Oops, spoiler alert!
The inside looks to be in pretty good shape, and as is the case with Biturbos could be worth the price of admission just to sit in even if the car proves immobile. Haters can relax because the 196-bhp six is backed up with a ZF-sourced five speed stick.
The seller says that the car actually belongs to his brother-in-law whom he claims has moved out of the country. That country by the way happens to be Canada, and by moved out of the county he probably means went to the Mooseville prison. That seems to be par for the course with brothers-in-law, the scumbags that they typically are.
He also says in the ad that the car has 54,000 kilometers on it, which is 33,000 in dog miles, and that before going
to the stoney lonesome out of the country, he gave him an appraisal for the car to the tune of $15,000. I wonder if his brother-in-law also took an enormous crap at the seller's house that he's also saving? That'd be about a relevant. Perhaps not, maybe he just left the car, and while many may consider the little Maser to be the equivalent of a steaming dump - and one that multiple flushings can't seem to rid - for others these cars maintain a certain appeal. Sure Time magazine rated them one of history's worst cars, but damn, they're still very pretty, and with nearly 200 ponies and a good power to weight ratio, they're also damn spritely - once the turbos kick in.
Sure, this one's turbos won't be kicking in any time soon unless somebody fits it with a new starter - according to the seller - or bump starts it down a steep hill. What other nightmares await its next owner? Who knows, and that's just part of the adventure, which requires a modest $2,500 Canadian (add about $25 to that to get the cost south of the Moose-n Dixon line) a modest sum indeed. But is that a deal? You'd have to add the cost of that starter - there's one for $395 on eBay right now - but that seems cheap for something with a trident in its grille.

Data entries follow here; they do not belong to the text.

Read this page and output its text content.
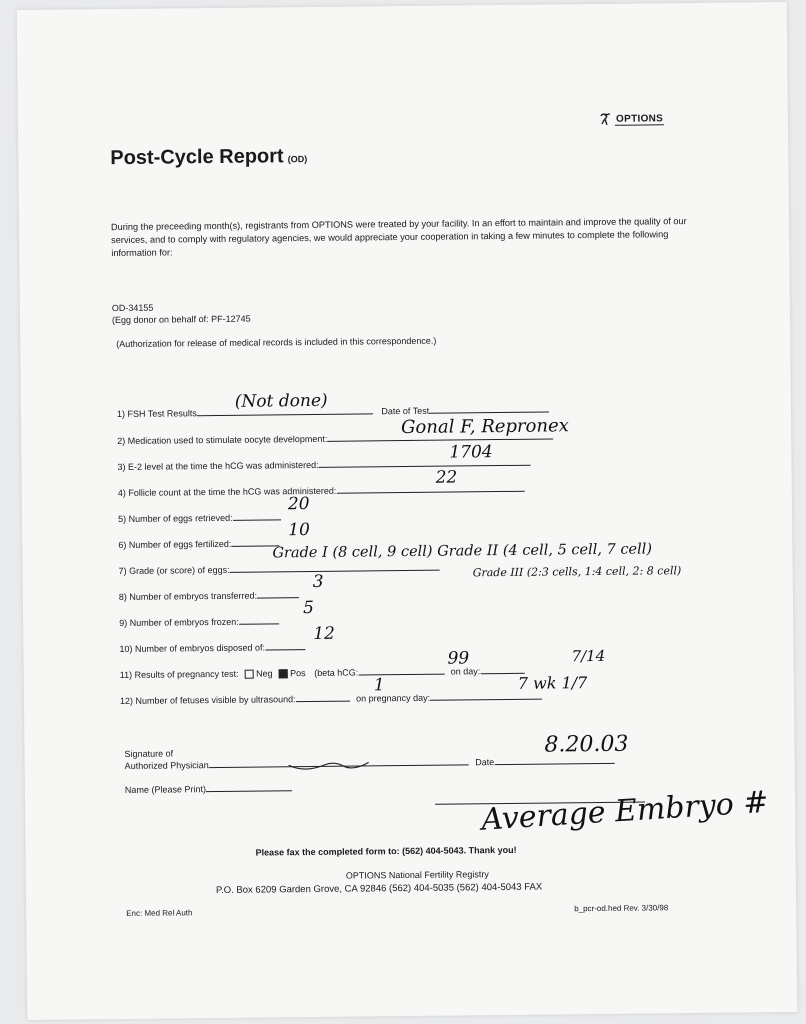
OPTIONS
Post-Cycle Report (OD)
During the preceeding month(s), registrants from OPTIONS were treated by your facility. In an effort to maintain and improve the quality of our services, and to comply with regulatory agencies, we would appreciate your cooperation in taking a few minutes to complete the following information for:
OD-34155
(Egg donor on behalf of: PF-12745
(Authorization for release of medical records is included in this correspondence.)
1) FSH Test Results	Date of Test
(Not done)
2) Medication used to stimulate oocyte development:
Gonal F, Repronex
3) E-2 level at the time the hCG was administered:
1704
4) Follicle count at the time the hCG was administered:
22
5) Number of eggs retrieved:
20
6) Number of eggs fertilized:
10
7) Grade (or score) of eggs:
Grade I (8 cell, 9 cell) Grade II (4 cell, 5 cell, 7 cell)
Grade III (2:3 cells, 1:4 cell, 2: 8 cell)
8) Number of embryos transferred:
3
9) Number of embryos frozen:
5
10) Number of embryos disposed of:
12
11) Results of pregnancy test: Neg Pos (beta hCG:	on day:
99	7/14
12) Number of fetuses visible by ultrasound:	on pregnancy day:
1	7 wk 1/7
Signature of
Authorized Physician	Date
8.20.03
Name (Please Print)	Average Embryo #
Please fax the completed form to: (562) 404-5043. Thank you!
OPTIONS National Fertility Registry
P.O. Box 6209 Garden Grove, CA 92846 (562) 404-5035 (562) 404-5043 FAX
Enc: Med Rel Auth	b_pcr-od.hed Rev. 3/30/98
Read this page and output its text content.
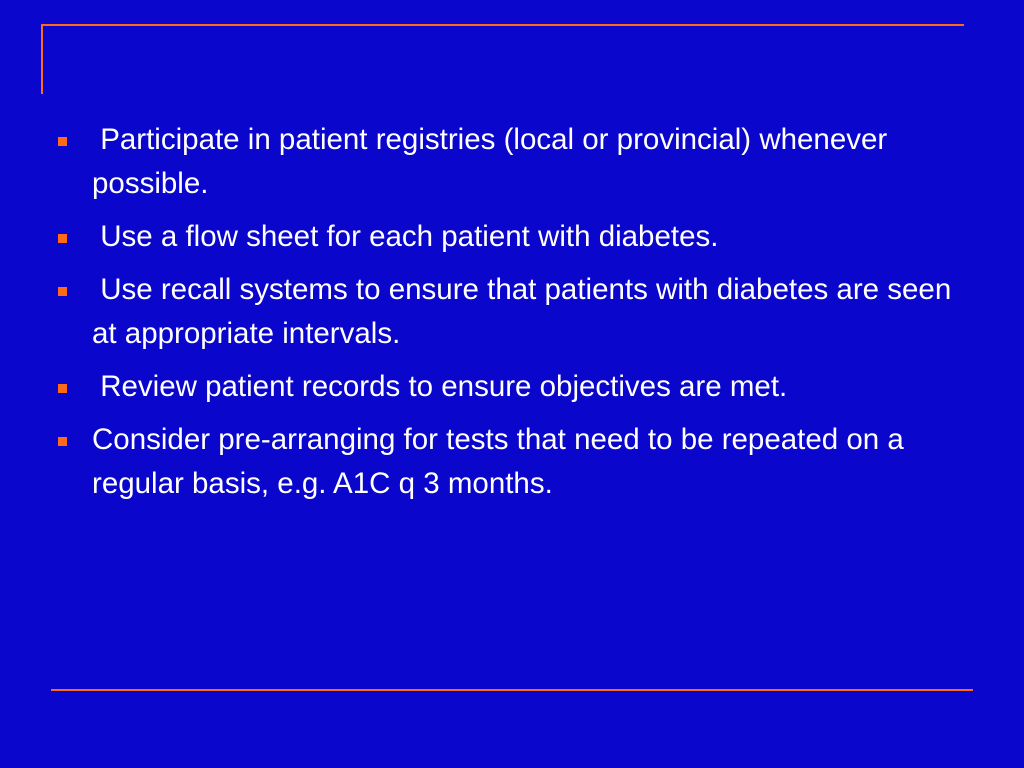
Participate in patient registries (local or provincial) whenever possible.
Use a flow sheet for each patient with diabetes.
Use recall systems to ensure that patients with diabetes are seen at appropriate intervals.
Review patient records to ensure objectives are met.
Consider pre-arranging for tests that need to be repeated on a regular basis, e.g. A1C q 3 months.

Or is it? The Biturbo is a bit of an enigma, wrapped in a riddle, cosseted in a nest of expensive repair bills. On one hand, it has been anointed by Time as one of history's most craptacular, while on the other, who reads magazines any more? It's also an historical entity with still relevant levels of performance and a small but dedicated fan base. Is $2,500 a reasonable price to join them? Or, is this the more likely reason Joe Walsh decided to travel by limo?